We can see that we're not overly I/O bound (real vs. user+sys), but we are spending a LOT of time doing "real work". Ugh.

"time rspec spec" with Spork running:

Finished in 16.82 seconds
75 examples

real    0m17.340s
user    0m0.214s
sys   0m0.065s

This didn't exactly equate to a big boost! (Editor notes: Most of Spork's win is in running specs over and over rather than once-off speed, but I'll let this slide for now ;-)) Just for clarity, here's our barebones spec_helper.rb file showing what runs in the prefork as well as on each further run:

require 'spork'

Spork.prefork do
  ENV["RAILS_ENV"] ||= 'test'
  require File.expand_path("../../config/environment", __FILE__)
  require 'rspec/rails'

  RSpec.configure do |config|
    config.mock_with :rspec
    config.use_transactional_fixtures = true
  end
end

Spork.each_run do
  # This code will be run each time you run your specs.
  Dir[Rails.root.join("spec/support/**/*.rb")].each {|f| require f}
end

Cutting out MySQL

So, where are we spending out time and what can we do about it? First I'll try cutting MySQL out of the picture and use an in-memory SQLite DB for our tests. This article was a helpful starting point for me, but I discovered quickly that the spec_helper.rb addition needed must be placed in the Spork.each_run block - not the Spork.prefork block.

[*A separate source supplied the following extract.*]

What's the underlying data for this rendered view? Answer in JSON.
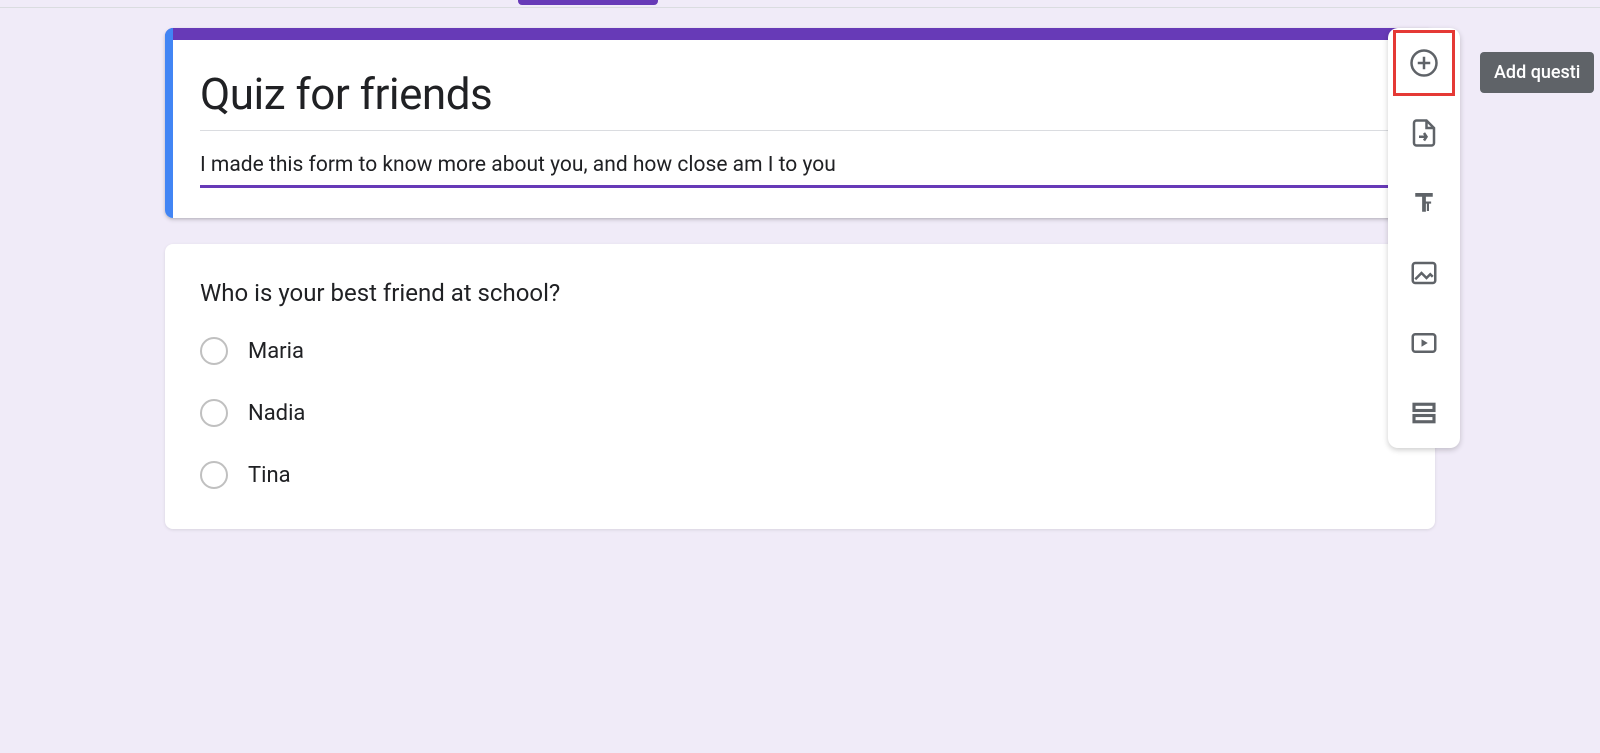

Unfortunately, the silence_stream call winds up being superfluous because Spork has captured it already, and ActiveRecord isn't writing to STDOUT anymore. This will make the tests a bit noisier when the Spork server is running, but that's not a huge deal.

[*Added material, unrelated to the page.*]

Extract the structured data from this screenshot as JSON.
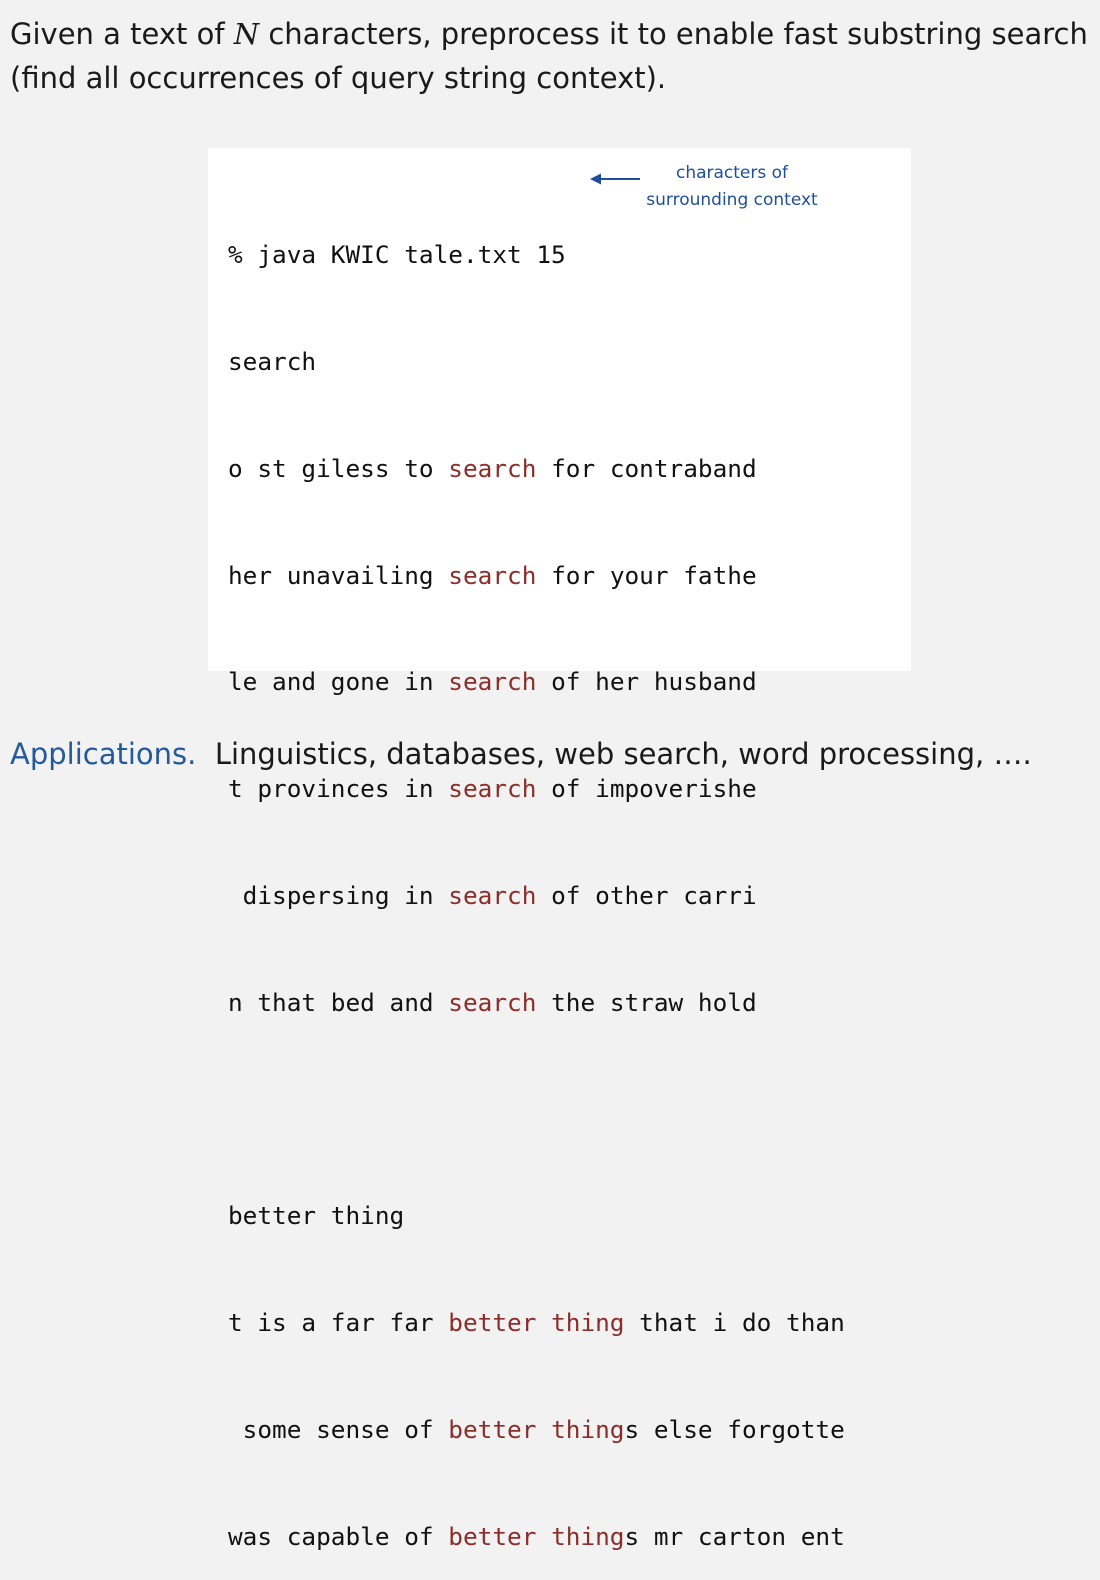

Our spec_helper.rb file's each_run section now becomes this:

Spork.each_run do
  # This code will be run each time you run your specs.
  load_schema = lambda {
    load "#{Rails.root.to_s}/db/schema.rb" # use db agnostic schema by default
    # ActiveRecord::Migrator.up('db/migrate') # use migrations
  }
  silence_stream(STDOUT, &load_schema)

  Dir[Rails.root.join("spec/support/**/*.rb")].each {|f| require f}
end

"time rspec spec" without Spork running:

Finished in 14.95 seconds
75 examples

real    0m21.866s
user    0m17.826s
sys   0m2.688s

A little bit better - and every win helps - but not huge. Let's see how things look with the Spork server running.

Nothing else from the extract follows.